A study published recently in PLOS ONE has reported on the discovery of the first reliable marker for the detection of carcinoma-associated fibroblasts (CAFs) in oral cancer tissues – PDGFRβ.
Until now, it has been difficult to study CAFs due to a lack of reliable markers for their isolation from tissue samples, despite the fact that researchers have demonstrated that they are strongly predictive of disease severity. It is hoped that more effective cancer therapies could now be created by combining existing tumor treatments with anti-PDGFRβ agents.
This study utilized a novel strategy for marker discovery, combining the use of gene expression datasets for bioinformatics analysis with the use of oral cancer specimens and cell lines for experimental assays.
The team from Baylor University School of Medicine (BUSM; TX, USA) first identified a set of collagen genes that they predicted would be CAF-specific: COL1A1, COL1A2 and COL3A1. They then used the Cancer Genome Atlas gene expression dataset, which contains hundreds of oral cancer samples, to look for other genes whose expression associated closely with the average expression of these three collagen genes. Through this process several markers were identified, including PDGFRβ, which they confirmed to be CAF-specific using immunostaining assays in oral cancer samples.

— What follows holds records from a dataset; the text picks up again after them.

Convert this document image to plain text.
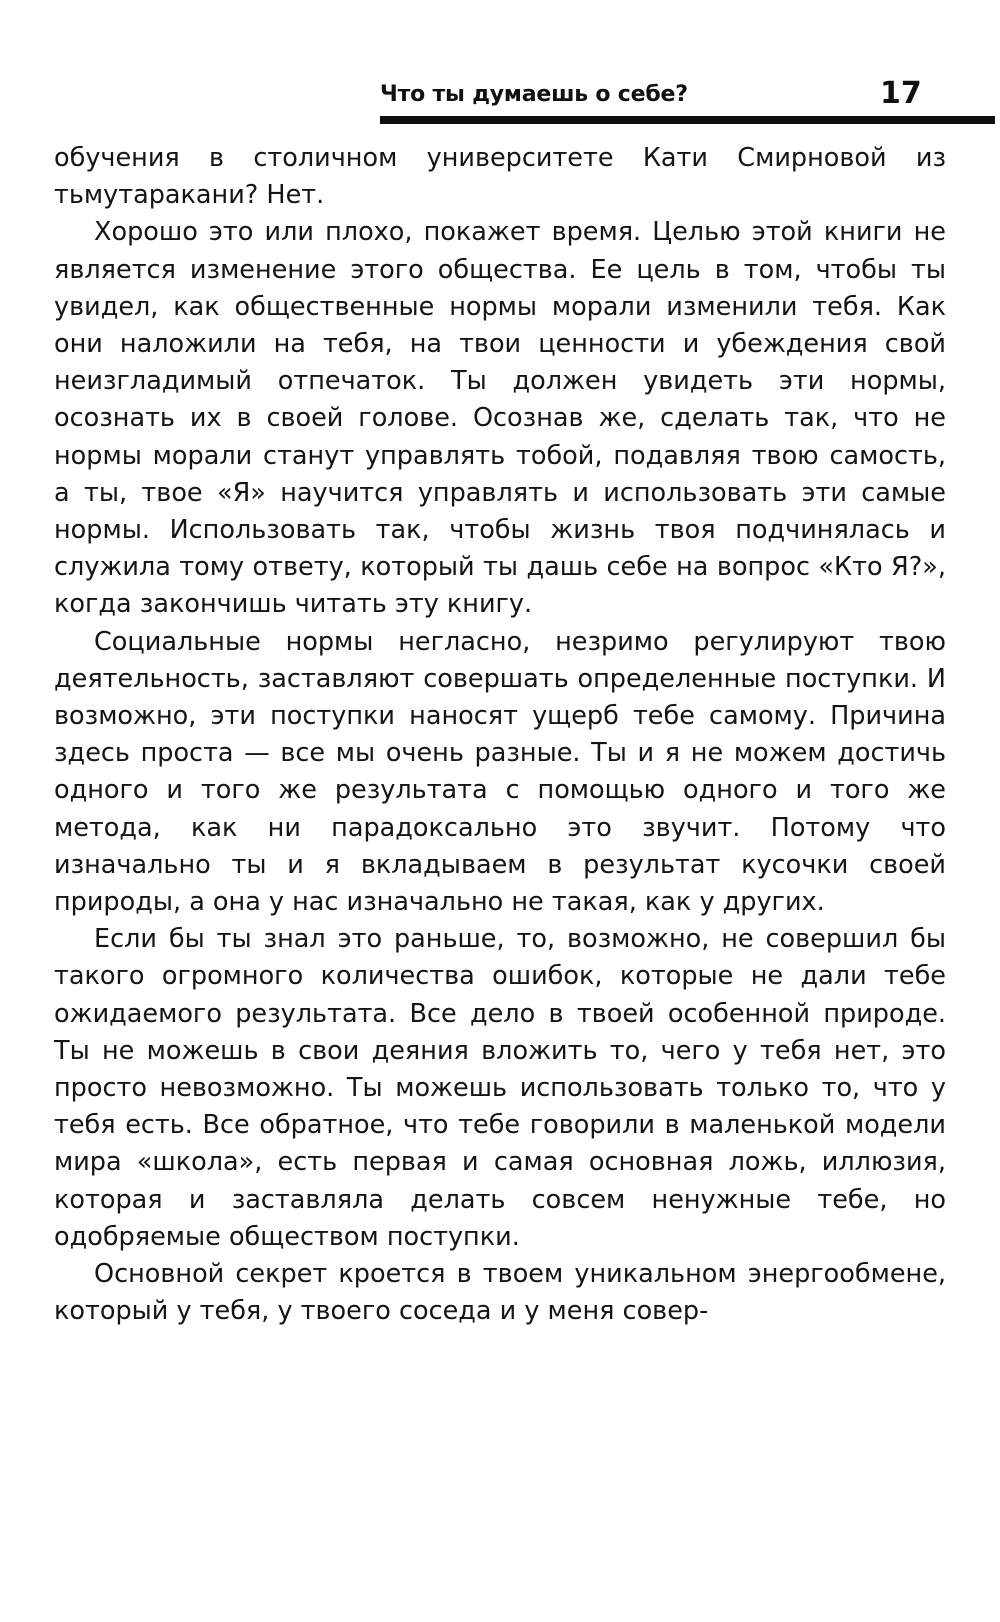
Что ты думаешь о себе?	17

обучения в столичном университете Кати Смирновой из тьмутаракани? Нет.

Хорошо это или плохо, покажет время. Целью этой книги не является изменение этого общества. Ее цель в том, чтобы ты увидел, как общественные нормы морали изменили тебя. Как они наложили на тебя, на твои ценности и убеждения свой неизгладимый отпечаток. Ты должен увидеть эти нормы, осознать их в своей голове. Осознав же, сделать так, что не нормы морали станут управлять тобой, подавляя твою самость, а ты, твое «Я» научится управлять и использовать эти самые нормы. Использовать так, чтобы жизнь твоя подчинялась и служила тому ответу, который ты дашь себе на вопрос «Кто Я?», когда закончишь читать эту книгу.

Социальные нормы негласно, незримо регулируют твою деятельность, заставляют совершать определенные поступки. И возможно, эти поступки наносят ущерб тебе самому. Причина здесь проста — все мы очень разные. Ты и я не можем достичь одного и того же результата с помощью одного и того же метода, как ни парадоксально это звучит. Потому что изначально ты и я вкладываем в результат кусочки своей природы, а она у нас изначально не такая, как у других.

Если бы ты знал это раньше, то, возможно, не совершил бы такого огромного количества ошибок, которые не дали тебе ожидаемого результата. Все дело в твоей особенной природе. Ты не можешь в свои деяния вложить то, чего у тебя нет, это просто невозможно. Ты можешь использовать только то, что у тебя есть. Все обратное, что тебе говорили в маленькой модели мира «школа», есть первая и самая основная ложь, иллюзия, которая и заставляла делать совсем ненужные тебе, но одобряемые обществом поступки.

Основной секрет кроется в твоем уникальном энергообмене, который у тебя, у твоего соседа и у меня совер-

“Given the known association of CAFs with poor prognosis in certain cancers, including those of the head and neck, the identification of robust and reliable markers of these cells is necessary to further assess their role in tumor initiation and progression,” commented investigator Maria Trojanowska (BUSM).
“Identifying fibroblast markers has always been a challenge in the past, with one often having to resort to large-scale staining assays, with limited success. For the first time, we show how one can leverage large publicly available datasets to help prioritize these experiments, and help identify markers that are more robust and reliable,” explained Stefano Monti (Associate Professor of Medicine at BUSM).
The team hope that their research may help to identify mechanisms of action involved in the complex interplay between malignant and fibroblast cells, as well as aid in the discovery of new targets for cancer therapy.